KWH Pick of the Week: “Sonnet” by Robert Hass, Chosen by Ann Fisher-Wirth

Posted on May 28, 2012


Knox Writers’ House Contributor’s Pick of the Week 5/28/2012

Sonnet by Robert Hass in San Francisco, CA

Chosen by Ann Fisher-Wirth in Oxford, MS who says:

I’ve chosen Robert Hass’s poem “Sonnet” for my Weekly Pick. I like to think I know Bob Hass’s poems well, yet I didn’t pay enough attention to this one when it came out in Sun Under Wood.  Then, when I heard him read it on the Knox Writers’ House recording, I realized how lovely it is.  A broken sonnet about a broken marriage, it is a masterpiece of elegance and subtlety.

The delicate emotional tenor of “Sonnet” may be seen in a word choice in line five.  To lead into it, here are the first few lines:

            A man talking to his ex-wife on the phone.

            He has loved her voice and listens with attention

            to every modulation of its tone. Knowing

            it intimately. Not knowing what he wants

            from the sound of it, its tendered civility.

When I listened to the poem, what I heard was “tender civility.”  And it seems to me that the meaning of the poem hovers in that mishearing.  The ex-wife, who once spoke with tenderness, now tenders civility, as one gives or offers, say, money.  And what does the ex-husband want—the man who still listens so carefully to her?  He does not know. 

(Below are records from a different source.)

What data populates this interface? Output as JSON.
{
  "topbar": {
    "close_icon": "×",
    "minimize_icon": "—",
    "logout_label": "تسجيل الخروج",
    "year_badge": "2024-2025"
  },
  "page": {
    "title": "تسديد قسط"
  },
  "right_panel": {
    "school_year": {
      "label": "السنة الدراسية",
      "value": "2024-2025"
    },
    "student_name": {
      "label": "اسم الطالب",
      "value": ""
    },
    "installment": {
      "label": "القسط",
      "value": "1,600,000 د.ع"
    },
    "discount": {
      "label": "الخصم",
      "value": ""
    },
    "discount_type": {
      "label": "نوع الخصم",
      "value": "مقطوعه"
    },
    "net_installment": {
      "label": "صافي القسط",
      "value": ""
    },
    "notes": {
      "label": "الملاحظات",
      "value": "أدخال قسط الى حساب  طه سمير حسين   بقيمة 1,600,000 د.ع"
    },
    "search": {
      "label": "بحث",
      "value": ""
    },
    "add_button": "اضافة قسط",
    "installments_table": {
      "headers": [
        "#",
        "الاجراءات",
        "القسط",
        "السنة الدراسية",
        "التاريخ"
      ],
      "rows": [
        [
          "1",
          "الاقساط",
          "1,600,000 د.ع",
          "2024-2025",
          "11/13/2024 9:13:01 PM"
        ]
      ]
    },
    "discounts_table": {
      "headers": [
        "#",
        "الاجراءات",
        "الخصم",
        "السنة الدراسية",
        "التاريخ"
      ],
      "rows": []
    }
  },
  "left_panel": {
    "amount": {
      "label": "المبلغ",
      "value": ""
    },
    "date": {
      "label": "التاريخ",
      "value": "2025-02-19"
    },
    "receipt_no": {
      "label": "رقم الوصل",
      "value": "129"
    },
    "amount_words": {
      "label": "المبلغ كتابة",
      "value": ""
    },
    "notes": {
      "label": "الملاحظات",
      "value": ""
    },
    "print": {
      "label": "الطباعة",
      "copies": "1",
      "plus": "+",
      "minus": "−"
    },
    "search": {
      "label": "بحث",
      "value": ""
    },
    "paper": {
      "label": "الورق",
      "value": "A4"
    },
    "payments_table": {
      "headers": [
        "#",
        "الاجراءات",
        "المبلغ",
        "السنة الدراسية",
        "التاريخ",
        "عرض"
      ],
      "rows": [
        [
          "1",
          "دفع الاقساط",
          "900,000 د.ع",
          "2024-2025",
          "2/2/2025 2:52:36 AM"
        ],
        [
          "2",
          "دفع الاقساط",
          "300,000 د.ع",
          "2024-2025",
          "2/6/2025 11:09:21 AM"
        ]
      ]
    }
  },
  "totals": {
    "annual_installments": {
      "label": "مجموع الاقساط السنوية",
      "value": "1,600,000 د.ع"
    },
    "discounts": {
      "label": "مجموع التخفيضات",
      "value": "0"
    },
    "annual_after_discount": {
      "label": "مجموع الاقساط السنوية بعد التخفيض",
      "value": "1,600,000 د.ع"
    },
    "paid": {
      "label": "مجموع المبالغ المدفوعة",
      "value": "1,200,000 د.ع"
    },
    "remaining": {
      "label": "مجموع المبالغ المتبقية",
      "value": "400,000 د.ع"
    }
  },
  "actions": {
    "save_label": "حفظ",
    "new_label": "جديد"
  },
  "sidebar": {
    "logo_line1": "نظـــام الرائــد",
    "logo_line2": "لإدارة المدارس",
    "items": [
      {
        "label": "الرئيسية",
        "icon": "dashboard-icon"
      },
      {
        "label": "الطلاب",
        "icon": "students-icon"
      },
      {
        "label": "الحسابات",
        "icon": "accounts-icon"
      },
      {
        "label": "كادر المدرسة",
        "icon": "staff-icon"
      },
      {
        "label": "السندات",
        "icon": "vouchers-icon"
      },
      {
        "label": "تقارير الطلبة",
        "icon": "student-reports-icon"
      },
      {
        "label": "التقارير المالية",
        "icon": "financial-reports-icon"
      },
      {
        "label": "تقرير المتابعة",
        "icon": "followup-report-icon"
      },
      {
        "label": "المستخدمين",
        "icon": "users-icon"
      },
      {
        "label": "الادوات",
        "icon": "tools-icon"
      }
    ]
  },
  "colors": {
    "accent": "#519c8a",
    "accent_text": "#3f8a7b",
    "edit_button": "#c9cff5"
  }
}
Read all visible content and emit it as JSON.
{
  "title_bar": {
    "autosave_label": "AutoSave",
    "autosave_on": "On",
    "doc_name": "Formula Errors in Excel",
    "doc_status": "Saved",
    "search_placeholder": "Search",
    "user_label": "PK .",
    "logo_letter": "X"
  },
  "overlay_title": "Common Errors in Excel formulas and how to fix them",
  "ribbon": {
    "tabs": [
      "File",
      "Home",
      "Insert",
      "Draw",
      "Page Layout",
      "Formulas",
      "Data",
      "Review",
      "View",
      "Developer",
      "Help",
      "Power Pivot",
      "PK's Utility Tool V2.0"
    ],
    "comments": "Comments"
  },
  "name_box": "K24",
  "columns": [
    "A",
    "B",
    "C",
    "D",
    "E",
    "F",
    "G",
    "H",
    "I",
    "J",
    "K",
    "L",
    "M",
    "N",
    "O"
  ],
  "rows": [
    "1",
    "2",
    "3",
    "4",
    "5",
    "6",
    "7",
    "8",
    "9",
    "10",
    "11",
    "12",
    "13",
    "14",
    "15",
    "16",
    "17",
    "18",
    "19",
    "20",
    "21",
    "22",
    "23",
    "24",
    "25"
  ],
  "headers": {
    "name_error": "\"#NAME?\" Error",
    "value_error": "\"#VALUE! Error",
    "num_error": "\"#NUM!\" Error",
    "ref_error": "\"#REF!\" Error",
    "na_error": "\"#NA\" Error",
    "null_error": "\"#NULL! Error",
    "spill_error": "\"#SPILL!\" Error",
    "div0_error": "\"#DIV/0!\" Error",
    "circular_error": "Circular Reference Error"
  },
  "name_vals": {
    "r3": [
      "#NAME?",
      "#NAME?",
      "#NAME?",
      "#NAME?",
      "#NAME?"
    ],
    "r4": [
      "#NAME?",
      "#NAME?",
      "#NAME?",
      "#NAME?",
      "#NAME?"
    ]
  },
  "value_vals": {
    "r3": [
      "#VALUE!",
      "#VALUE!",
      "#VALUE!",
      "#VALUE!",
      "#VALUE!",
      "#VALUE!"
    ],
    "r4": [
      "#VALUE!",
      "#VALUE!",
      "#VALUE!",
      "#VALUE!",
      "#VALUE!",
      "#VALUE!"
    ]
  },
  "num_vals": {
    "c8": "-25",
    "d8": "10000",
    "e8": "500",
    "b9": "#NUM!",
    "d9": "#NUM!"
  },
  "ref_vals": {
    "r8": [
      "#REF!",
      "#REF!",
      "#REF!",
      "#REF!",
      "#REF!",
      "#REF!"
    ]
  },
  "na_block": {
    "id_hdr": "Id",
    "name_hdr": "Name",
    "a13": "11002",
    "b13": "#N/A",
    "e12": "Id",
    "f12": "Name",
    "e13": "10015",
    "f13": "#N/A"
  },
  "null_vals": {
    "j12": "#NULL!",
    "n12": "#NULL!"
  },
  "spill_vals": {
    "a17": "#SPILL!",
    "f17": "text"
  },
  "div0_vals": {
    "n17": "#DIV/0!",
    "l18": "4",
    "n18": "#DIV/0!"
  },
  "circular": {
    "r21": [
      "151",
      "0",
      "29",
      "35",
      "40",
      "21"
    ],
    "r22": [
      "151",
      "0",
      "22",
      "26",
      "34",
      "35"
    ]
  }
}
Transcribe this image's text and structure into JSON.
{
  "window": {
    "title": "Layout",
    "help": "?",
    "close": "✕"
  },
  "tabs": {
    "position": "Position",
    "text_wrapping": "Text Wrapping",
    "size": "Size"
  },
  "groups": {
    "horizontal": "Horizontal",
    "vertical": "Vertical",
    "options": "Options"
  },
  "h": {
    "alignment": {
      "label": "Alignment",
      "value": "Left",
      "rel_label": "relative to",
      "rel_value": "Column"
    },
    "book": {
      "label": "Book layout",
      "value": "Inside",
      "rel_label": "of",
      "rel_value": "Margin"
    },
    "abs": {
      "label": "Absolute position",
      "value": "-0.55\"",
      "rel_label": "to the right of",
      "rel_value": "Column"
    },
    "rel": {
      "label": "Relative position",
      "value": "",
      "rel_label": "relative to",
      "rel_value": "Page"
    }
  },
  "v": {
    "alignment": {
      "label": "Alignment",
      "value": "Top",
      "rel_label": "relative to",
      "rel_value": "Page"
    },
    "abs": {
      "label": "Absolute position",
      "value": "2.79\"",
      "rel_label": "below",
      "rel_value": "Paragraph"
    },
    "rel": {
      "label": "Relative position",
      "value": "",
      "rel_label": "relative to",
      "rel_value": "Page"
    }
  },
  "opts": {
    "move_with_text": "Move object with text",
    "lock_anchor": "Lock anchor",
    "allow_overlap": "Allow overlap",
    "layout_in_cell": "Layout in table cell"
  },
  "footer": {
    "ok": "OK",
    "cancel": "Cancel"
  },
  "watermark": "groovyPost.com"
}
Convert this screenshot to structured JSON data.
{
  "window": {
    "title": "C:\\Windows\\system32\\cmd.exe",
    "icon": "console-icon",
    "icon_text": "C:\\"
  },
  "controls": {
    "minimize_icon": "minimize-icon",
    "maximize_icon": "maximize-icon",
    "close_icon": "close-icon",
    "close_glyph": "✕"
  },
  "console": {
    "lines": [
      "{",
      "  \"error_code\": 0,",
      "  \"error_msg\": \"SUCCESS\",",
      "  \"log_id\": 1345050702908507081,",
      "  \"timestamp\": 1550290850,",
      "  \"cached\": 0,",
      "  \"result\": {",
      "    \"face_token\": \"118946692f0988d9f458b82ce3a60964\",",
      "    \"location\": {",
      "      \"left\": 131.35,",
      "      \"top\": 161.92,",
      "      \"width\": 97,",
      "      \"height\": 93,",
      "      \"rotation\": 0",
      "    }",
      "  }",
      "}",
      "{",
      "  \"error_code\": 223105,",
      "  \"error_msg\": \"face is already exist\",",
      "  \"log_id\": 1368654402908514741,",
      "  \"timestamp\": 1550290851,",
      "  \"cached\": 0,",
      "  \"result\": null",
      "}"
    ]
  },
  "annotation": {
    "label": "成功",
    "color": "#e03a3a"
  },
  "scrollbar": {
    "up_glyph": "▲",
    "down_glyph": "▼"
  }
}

Rather than attempt an answer, the poem suddenly veers to what he sees as he gazes out the window: “the seed shapes / of the broken pods of ornamental trees.”  Each pod with its “four arched chambers” is like a heart, and the “pair of black tapering seeds bedded in each chamber” reminds him of “lovers or gods” lying at ease in Indian or Persian miniature paintings.  As the poem draws to a close, I think we sense two things: first, that the elegant languor of eros pervades all things; second, that only in brokenness do we fully become aware of how nature echoes the forms of our own love in what the poet calls a “wish geometry.”

 I hope you will enjoy this poem as much as I do.